Adjective or Noun and Does it Really Matter?
Racist can be used as an adjective or a noun. It can be an action or a person. A racist action is the act of trotting out a “token Black”. This is oftentimes done to prove that one is not a racist — which is the noun form.
Is it possible to behave in a racist manner and not be a racist? Yes.
Just like a person can sing a song or write without being labeled a singer or writer, a person could (in theory) commit a racist action without being racist. However, it’s rarely the case.
It’s usually a case of where there’s smoke, there’s fire. The reason it’s rare is because —
White People Are Raised In White Supremacy
If you are raised in a place like the U.S. you are a benefactor of white supremacy (i.e. racism) in some form and, though you may feel you are “outside of it” or “woke”, if you are existing within a colonized society, you are a creation and abettor of the system in some aspect. You will never fully avoid benefitting, as a white person, from this system. The only thing you can do, is actively pursue “diminishing returns” on the white supremacy investment by uplifting minorities in all aspects as often as possible and at great cost to yourself.
You will also, thanks to the pervasiveness of white supremacy, do something “racist” at some point.
Maybe deep down you know all this and that guilt increases your sensitivity to the word “racist”, regardless of how it is used.
When someone states that a comment or action you made was racist, you fall apart and you:
— list your Black (or other minority) friends and family
Listing all the people you are close to who are a minority doesn’t prove anything. That’s like claiming a married man can’t be a rapist or a girl who dresses a certain way can’t be a victim of rape. One has nothing to do with the other and it’s long past time we stopped using these as a metric for innocence or guilt.
— recite all your accomplishments working with and for minorities
Parading your accomplishments in the fight for equality doesn’t absolve you of a racist act. There are people who fight against child abuse, domestic violence, etc. who do abuse children and spouses. This is another version of “tokenism” except you’re using acts instead of people.
There are plenty of people who shield themselves from accusations by joining organizations because they know they can use this later as “proof of innocence”. The face we show the outside world is not always synonymous with the actual face we have because we typically present our best face to the world.
— you project onto the person calling out the behavior by telling them they are “overly sensitive”
There is a difference between being sensitive and being aware. If you are serious about the fight for equality, you need to know how to differentiate between the two (especially when talking to a minority) and not use the word “sensitive” as a catch-all to avoid accountability and/or discussions that make you uncomfortable.
— drone on about your “intentions”
Here’s a caveat white people tend to use often when trying to avoid the word racist — intention. For white people, society and government, intention plays an important role. For them, in order for an action or individual to be racist there has to be an conscious intent to target a minority group based on race. Without a proven intent it becomes, to them, “open to interpretation”.
Just like the courts, the focus is the intention of the white person rather than the disadvantaged result experienced by the minority. And when you try to focus the discussion on “your intention” you are intentionally diminishing the the importance of our experience.
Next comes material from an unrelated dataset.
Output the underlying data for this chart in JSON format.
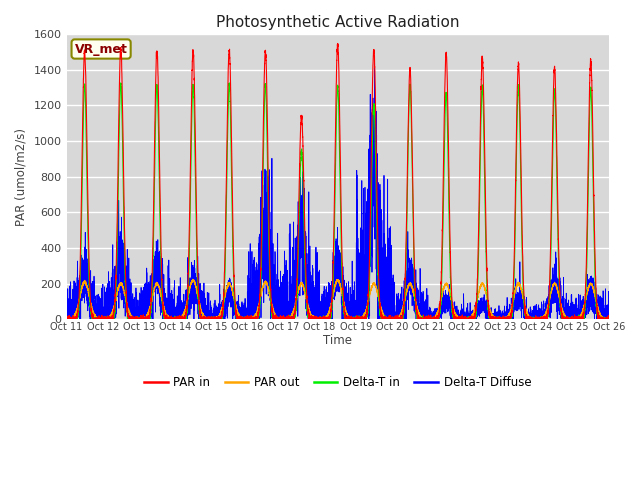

— shift the focus from what you did to whether or not you deserve the label of “racist”
As stated in previous pieces and by many other people, white people do not get to define what is or is not racist because they have no experience with racism.
As such, arguing with a Black person or other person of color about whether the action was racist or “just a misunderstanding” from the perspective of someone who does and continues to benefit from racism is laughable in its inanity.
And keep in mind, no one called you racist. They called your behavior racist and it didn’t have to be synonymous with you as a person.
These are additional racist behaviors and, by this point, the person/s you are dealing with have likely decided that not only is your behavior racist but so are you.
We Get It
It’s rare that one can point out a white person’s racist behavior and they’ll surprise us by actively listening and having a dialogue about it without defensiveness or tears.
We expect you to act racist at some point. You can’t grow up white in this society and not make a mistake and since you are a friend we know you are not a bad person. Still, it’s always disappointing when it occurs, but the real pain comes from how you react when we point it out to you.
That’s where you fail.
The relationship we had with you is permanently altered and becomes superficial. We no longer seek out conversations with you, and we keep the ones we do have with you brief and we may smile and laugh but it never reaches our eyes because we no longer see you as a friend and ally.
We see you as the reason we, as a people, are held back. You are the embodiment of everything wrong with white people. How, even when offered a chance to do better, they refuse it. We need you to do better. We need you to be better.